The Board of Governors of the European Stability Mechanism (ESM) approved on Tuesday the updated Memorandum of Understanding (MoU) with Cyprus, following a positive assessment of the seventh review of Cyprus’s macroeconomic adjustment programme.
The Luxembourg-based ESM is now expected to unlock the disbursement of €500 mln to Cyprus on Wednesday morning.
“Cyprus has taken another step towards a successful completion of its ESM programme in the first quarter of 2016,” said ESM Managing Director Klaus Regling.
“The government has implemented the reform programme and the results are clear: not only with a correction of imbalances and a stabilisation of the financial sector but also a gradual return to growth and reduction in unemployment. This is the same pattern that we have seen in previous successful exits from ESM/EFSF programmes.”
“The need for reform does not expire as we reach the final stages of this programme: Cyprus has many challenges ahead, most importantly a pressing need to vigorously reduce the very high level of problem loans which are burdening the banks and limiting their capacity to support to the economy,” Regling concluded.
Once this €500 mln tranche is released, the total amount of disbursed ESM financial assistance for Cyprus will add up to €6.3 bln out of the approximately €9 bln committed by the ESM at the start of the financial assistance programme.
Cyprus is expected to end its reliance on the programme in March 2016, three years after the bailout was effected by the Troika of international lenders – the IMF, ECB and the European Commission.

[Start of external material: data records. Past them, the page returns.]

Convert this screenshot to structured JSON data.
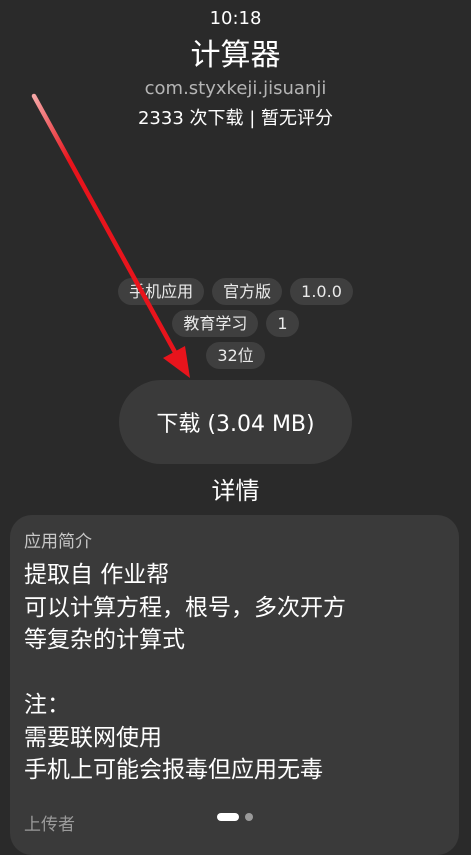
{
  "status_bar": {
    "time": "10:18"
  },
  "app": {
    "name": "计算器",
    "package": "com.styxkeji.jisuanji",
    "stats": "2333 次下载 | 暂无评分"
  },
  "tags": [
    [
      "手机应用",
      "官方版",
      "1.0.0"
    ],
    [
      "教育学习",
      "1"
    ],
    [
      "32位"
    ]
  ],
  "download_button": "下载 (3.04 MB)",
  "details_link": "详情",
  "intro_card": {
    "title": "应用简介",
    "description": "提取自 作业帮\n可以计算方程，根号，多次开方\n等复杂的计算式\n\n注：\n需要联网使用\n手机上可能会报毒但应用无毒",
    "uploader_label": "上传者"
  },
  "pager": {
    "active_index": 0,
    "count": 2
  },
  "annotation": {
    "arrow_color": "#e8141c"
  }
}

The ESM was established in October 2012 and has the mandate to preserve financial stability in the euro area by providing financial assistance to member states with severe financing problems. These may include loans, precautionary credit lines, the purchase of bonds of ESM members in primary and secondary markets, and the recapitalisation of financial institutions directly and through loans to governments.
The shareholders of the ESM are the 19 euro area member states, including Cyprus. It has a total subscribed capital of approximately €700 bln, which comprises €80 bln in paid-in capital and €620 bln in committed callable capital. The ESM’s maximum lending capacity is €500 bln.